Approfondimento: cos’è il campo morfogenetico?

Definire il campo morfogenetico è complesso ma allo stesso tempo facile: tutti noi conosciamo il campo elettromagnetico, oppure il campo gravitazionale terrestre. Sono forme di energie invisibili che riguardano e governano il mondo fisico in cui viviamo.
Il campo morfogenetico, invece, riguarda quelle energie invisibili che collegano gli esseri umani gli uni agli altri e che fanno sì che un rappresentante, scelto ad esempio per un fratello, possa avvertire esattamente le stesse emozioni e arrivare ad assumere le emozioni di quello, in quel momento si trova da un’altra parte.

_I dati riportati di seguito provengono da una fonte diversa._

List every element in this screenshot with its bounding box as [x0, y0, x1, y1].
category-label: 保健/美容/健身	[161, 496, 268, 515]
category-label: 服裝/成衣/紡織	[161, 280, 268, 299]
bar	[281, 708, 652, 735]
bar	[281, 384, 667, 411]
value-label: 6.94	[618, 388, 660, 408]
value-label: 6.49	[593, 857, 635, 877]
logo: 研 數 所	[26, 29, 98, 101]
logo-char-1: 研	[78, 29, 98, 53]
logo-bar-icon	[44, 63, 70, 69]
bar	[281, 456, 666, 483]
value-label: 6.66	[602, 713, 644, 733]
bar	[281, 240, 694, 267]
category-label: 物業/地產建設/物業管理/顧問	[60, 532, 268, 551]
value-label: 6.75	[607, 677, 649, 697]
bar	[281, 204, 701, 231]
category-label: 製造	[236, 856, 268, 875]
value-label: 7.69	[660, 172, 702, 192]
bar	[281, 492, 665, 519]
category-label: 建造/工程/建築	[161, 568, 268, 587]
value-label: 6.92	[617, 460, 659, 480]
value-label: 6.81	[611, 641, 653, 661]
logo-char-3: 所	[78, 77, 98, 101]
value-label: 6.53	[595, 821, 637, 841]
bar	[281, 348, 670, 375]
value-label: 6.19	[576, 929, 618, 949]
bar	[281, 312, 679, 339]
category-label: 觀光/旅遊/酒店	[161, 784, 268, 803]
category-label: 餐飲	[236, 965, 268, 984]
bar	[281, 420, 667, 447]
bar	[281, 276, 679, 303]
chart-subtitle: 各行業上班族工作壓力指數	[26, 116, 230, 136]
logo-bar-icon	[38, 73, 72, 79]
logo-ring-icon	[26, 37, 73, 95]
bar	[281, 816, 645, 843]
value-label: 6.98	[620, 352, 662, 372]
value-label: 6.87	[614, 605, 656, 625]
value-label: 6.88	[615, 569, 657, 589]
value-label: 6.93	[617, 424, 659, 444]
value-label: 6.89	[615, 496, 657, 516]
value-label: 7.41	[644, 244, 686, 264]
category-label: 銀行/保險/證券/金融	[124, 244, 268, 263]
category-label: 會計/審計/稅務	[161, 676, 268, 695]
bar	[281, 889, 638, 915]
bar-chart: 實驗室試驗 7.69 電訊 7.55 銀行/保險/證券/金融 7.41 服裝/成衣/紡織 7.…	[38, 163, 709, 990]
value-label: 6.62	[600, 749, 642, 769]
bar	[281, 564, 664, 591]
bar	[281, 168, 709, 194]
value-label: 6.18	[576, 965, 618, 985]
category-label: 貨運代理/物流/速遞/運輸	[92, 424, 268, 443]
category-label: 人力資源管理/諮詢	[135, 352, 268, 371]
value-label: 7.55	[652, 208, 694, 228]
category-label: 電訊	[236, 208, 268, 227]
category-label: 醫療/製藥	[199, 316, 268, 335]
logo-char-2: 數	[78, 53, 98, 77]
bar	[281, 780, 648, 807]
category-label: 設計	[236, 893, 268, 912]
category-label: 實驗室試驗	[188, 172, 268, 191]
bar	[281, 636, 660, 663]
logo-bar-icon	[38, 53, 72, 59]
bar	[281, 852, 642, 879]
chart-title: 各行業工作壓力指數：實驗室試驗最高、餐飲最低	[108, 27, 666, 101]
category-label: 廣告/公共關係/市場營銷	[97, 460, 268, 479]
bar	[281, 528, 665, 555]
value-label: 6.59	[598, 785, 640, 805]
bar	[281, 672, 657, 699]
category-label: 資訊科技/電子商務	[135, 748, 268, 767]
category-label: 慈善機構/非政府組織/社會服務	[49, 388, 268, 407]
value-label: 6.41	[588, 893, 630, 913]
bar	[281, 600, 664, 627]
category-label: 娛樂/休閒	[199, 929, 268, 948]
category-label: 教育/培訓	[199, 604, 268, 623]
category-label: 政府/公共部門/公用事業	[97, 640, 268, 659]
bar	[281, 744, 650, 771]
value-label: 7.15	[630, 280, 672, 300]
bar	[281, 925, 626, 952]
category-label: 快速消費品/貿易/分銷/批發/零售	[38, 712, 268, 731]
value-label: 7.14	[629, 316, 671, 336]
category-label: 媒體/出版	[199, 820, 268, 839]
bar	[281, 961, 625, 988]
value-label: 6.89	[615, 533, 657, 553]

Tutti noi, infatti, siamo persone distinte, ma siamo anche invisibilmente collegati!
Un’immagine concreta per chiarire questo concetto è che tutti noi sappiamo che cosa sono i cellulari, e sappiamo anche che essi possono comunicare fra loro grazie ad una rete invisibile, che però esiste. Senza di essa, non funzionerebbero. Lo stesso per gli esseri viventi: sono collegati da una rete invisibile, grazie alla quale possiamo lavorare con il metodo delle Costellazioni familiari.